In Wirklichkeit sind nicht alle Metriken gleich wertvoll für ein Unternehmen. Es erfordert in der Regel erhebliche Anstrengungen, Metriken zu entwickeln, die eine sinnvolle Perspektive auf das Geschäft bieten. Diese Arbeit erfordert nicht nur ein gutes Verständnis der Geschäftsstrategie, sondern auch ein tiefes Wissen über die zugrunde liegenden Daten, die mit einer Vielzahl von Artefakten und anderen numerischen Eigenheiten einhergehen. Daher sollten Metriken vor allem als laufende Arbeit betrachtet werden.

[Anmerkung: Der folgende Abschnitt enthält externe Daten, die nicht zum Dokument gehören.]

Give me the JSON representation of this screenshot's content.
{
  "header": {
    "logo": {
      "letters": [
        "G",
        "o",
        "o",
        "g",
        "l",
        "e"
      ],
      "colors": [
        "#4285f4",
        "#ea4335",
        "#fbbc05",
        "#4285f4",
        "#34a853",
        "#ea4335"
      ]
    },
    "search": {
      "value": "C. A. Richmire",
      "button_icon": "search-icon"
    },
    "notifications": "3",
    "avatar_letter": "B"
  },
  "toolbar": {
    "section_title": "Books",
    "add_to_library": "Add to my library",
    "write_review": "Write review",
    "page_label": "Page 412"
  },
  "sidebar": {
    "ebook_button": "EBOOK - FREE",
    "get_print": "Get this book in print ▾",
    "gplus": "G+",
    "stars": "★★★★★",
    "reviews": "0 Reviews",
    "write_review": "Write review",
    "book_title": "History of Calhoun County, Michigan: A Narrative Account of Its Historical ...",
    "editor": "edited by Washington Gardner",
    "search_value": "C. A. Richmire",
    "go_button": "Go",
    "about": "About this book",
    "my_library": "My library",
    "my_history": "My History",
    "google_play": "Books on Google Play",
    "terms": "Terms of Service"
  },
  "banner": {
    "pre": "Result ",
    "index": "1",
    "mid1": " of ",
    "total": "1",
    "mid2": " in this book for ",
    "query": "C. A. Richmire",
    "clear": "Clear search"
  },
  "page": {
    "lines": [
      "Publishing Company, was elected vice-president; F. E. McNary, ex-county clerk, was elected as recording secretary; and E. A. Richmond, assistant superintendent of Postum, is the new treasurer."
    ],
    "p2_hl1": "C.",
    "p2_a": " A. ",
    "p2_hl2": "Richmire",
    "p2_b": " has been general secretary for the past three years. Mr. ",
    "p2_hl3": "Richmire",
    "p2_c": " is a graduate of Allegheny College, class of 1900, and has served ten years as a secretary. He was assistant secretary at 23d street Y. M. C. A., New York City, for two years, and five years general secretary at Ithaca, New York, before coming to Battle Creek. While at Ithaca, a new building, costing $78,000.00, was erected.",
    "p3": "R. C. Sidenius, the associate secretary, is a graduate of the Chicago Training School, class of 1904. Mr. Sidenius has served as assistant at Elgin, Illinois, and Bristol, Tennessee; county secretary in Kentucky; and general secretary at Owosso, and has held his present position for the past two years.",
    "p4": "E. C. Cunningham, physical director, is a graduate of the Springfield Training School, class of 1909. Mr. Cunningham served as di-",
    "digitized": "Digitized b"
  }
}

Wir haben festgestellt, dass ein starker Indikator für den Erfolg eines Supply Chain-Projekts die Qualität der Metriken ist, die im Rahmen der Initiative festgelegt werden. Es ist jedoch paradox, dass es keine vernünftige Metrik gibt, um die Relevanz dieser Metriken tatsächlich zu bewerten. Hier sind einige Elemente, die helfen können, die Qualität der Metriken zu bewerten:
- Gibt es einen Konsens innerhalb der verschiedenen Supply Chain-Teams, dass die Metriken das Wesentliche des Geschäfts erfassen? Oder dass die vom Metriken implizit geförderten Geschäftsperspektiven weder kurzsichtig noch einseitig sind?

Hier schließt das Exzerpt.